Baseball is a game of great ironies. One such irony occurred today when the Tigers announced they were parting ways with manager Brad Ausmus. Regular readers of this site and particularly my Twitter feed know that I’ve been one of Ausmus’ harshest critics. I don’t mourn Ausmus’ firing because Ausmus wasn’t a good manager, but I do find it ironic, and maybe even a little bit unfortunate that he’s taking the fall for this.
The Tigers are 62-91 this year, heading for a rebuild, and Ausmus’ contract is up. It’s hard to imagine any manager surviving those circumstances. The Tigers won the division in his first season despite his mistakes, but have had two losing seasons in the three years since. After a decade of prominence the organization is going to shift direction and Ausmus isn’t going to be part of that.
Someone had to take the fall, and given that the general manager has been on the job for only two years, it was always going to be the manager who went first. So Brad Ausmus took the fall, even though this wasn’t his doing.
Certainly, Ausmus has made mistakes this year and in each of his seasons, but the best manager in the league couldn’t have stopped this. Ausmus managed himself out games, but every manager goofs a few times per season and missing the playoffs in 2015, 2016, and 2017 was not Ausmus’ doing. You can’t manage your way out of scoring 4.6 runs per game and allowing 5.5.
Ausmus, however, made all sorts of mistakes during his tenure in Detroit. He left his starters in too long. He relied too much on bullpen roles and was a slave to the save statistic. He preached a reckless brand of base running. He didn’t use his bench and reserves well. He made weird lineup choices. And above all, he frequently seemed at a loss when something happened that he didn’t expect.
I won’t take the time to re-litigate all of his mistakes. I’ve chronicled them extensively and tweeted about them probably too much. Ausmus was a very bad manager from a tactical standpoint. He seemed to have the respect of his players and didn’t do anything that created a clubhouse mutiny. It’s impossible to know how well he performed behind closed doors, but the parts of his job we could observe didn’t cast him in a good light.
That’s okay. Not everyone is cut out for managing, and the ones who are don’t always get it right on their first try. Ausmus sounded like he would be open to modernity when he was hired, but those of us who had those hopes probably should have spent more time listening to his words rather than trying to read between the lines. Ausmus told us he wasn’t a sabermetrician. I thought that was a ploy, but it was the simple truth.
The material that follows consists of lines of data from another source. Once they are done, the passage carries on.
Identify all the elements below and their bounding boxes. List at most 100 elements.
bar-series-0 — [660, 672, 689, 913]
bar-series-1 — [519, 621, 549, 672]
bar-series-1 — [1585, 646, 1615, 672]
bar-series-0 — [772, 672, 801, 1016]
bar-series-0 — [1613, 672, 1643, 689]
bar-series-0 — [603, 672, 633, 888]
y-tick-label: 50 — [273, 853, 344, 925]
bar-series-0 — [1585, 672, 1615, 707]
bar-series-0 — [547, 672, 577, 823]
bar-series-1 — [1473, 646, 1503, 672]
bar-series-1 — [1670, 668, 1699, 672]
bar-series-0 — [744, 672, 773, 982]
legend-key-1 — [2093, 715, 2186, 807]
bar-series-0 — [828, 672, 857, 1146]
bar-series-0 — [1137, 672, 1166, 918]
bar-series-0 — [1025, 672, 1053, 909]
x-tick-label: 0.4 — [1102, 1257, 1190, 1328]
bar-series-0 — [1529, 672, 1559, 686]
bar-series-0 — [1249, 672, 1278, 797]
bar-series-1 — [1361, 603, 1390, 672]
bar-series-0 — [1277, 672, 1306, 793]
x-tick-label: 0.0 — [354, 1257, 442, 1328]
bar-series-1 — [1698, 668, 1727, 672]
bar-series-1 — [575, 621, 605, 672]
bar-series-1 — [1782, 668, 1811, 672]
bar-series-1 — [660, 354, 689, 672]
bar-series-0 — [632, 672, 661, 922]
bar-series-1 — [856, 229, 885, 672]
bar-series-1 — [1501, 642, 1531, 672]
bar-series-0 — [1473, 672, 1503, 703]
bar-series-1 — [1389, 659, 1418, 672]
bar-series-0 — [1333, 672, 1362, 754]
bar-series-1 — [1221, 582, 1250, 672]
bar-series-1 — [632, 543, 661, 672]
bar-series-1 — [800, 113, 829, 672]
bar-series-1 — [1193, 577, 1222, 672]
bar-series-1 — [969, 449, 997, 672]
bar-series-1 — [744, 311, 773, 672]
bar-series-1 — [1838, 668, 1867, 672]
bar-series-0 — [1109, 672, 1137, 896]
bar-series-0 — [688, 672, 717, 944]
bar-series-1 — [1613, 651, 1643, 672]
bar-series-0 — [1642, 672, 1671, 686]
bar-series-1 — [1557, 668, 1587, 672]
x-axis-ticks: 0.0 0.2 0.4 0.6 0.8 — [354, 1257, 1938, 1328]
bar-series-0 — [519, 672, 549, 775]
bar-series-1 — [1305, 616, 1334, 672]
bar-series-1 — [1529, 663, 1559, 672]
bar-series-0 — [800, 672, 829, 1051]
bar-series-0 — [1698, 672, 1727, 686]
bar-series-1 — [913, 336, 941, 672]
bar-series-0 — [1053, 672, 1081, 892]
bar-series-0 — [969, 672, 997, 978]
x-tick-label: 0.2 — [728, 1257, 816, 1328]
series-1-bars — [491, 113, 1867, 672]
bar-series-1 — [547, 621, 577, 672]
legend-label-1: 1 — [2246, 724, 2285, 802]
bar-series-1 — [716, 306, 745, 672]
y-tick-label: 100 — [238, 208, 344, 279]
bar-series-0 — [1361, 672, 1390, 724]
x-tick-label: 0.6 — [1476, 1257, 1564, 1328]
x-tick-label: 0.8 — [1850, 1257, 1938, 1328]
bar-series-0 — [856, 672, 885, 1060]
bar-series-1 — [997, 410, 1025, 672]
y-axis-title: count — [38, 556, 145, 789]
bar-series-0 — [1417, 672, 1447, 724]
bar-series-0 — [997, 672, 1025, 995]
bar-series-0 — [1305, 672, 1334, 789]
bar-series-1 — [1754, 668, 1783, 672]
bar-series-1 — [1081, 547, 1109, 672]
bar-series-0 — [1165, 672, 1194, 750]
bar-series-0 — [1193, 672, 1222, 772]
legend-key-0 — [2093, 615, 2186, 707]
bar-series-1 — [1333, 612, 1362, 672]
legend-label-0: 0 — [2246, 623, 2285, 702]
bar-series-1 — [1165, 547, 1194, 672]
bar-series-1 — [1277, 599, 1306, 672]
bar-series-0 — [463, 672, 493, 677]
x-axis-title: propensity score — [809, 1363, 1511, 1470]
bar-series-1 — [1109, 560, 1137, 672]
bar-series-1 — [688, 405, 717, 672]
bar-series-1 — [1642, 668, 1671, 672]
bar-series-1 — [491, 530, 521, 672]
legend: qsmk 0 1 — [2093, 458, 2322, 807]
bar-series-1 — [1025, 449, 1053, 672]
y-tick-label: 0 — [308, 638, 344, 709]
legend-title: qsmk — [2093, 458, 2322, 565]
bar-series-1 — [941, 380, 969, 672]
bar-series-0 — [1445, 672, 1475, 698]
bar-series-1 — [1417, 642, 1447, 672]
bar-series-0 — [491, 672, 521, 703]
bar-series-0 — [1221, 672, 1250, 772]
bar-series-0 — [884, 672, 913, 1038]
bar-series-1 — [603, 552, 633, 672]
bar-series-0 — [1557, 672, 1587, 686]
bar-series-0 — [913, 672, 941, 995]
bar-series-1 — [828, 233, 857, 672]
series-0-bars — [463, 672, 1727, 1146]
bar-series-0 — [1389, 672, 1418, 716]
He managed like an old school guy, which is exactly what he is.
At some point, bad managing turns into bad general managing. Ausmus showed himself to be a flawed manager and the Tigers, through two different regimes, chose not to replace him until now. When Avila took over, he had the perfect chance to replace Ausmus, but stuck with him for reasons I still don’t fully understand. My theory is that Avila didn’t want the organization to experience too much change at once, but we probably won’t ever know.
But over the last couple months, as things have gone south in South Detroit, the crowd has directed a lot of ire at Ausmus, which I don’t think he entirely deserves. Yes, Ausmus was a bad manager, but he wasn’t responsible for the thing that’s got everyone upset. Ausmus should have been fired after 2014 and 2015 and 2016, but firing him now is just an admission that everything is changing. It’s too late to save the 2017 season, and replacing him won’t undo what is already done. I’m pleased that the Tigers are going to (hopefully) go get a better manager, but I am a little disappointed that Ausmus is going down for something he didn’t really cause.
This is how the business works, I understand. When a team plays like crap for this long, the manager gets fired. And Ausmus deserved to be fired, just for something else. It’s ironic is what it is.
I had higher hopes for 2017, but this isn’t something that should have caught us off guard. The Tigers were a decent team that played poorly. And decent teams that play poorly rarely get a chance to redeem themselves. And managers for decent teams with big payrolls that play poorly get fired.
It would be better if you got fired for being a bad manager than for managing a bad team, but that’s not the way the world works. As I’ve said many times, the city’s motto lights the way. We hope for better things; It shall rise from the ashes. I mean, hopefully.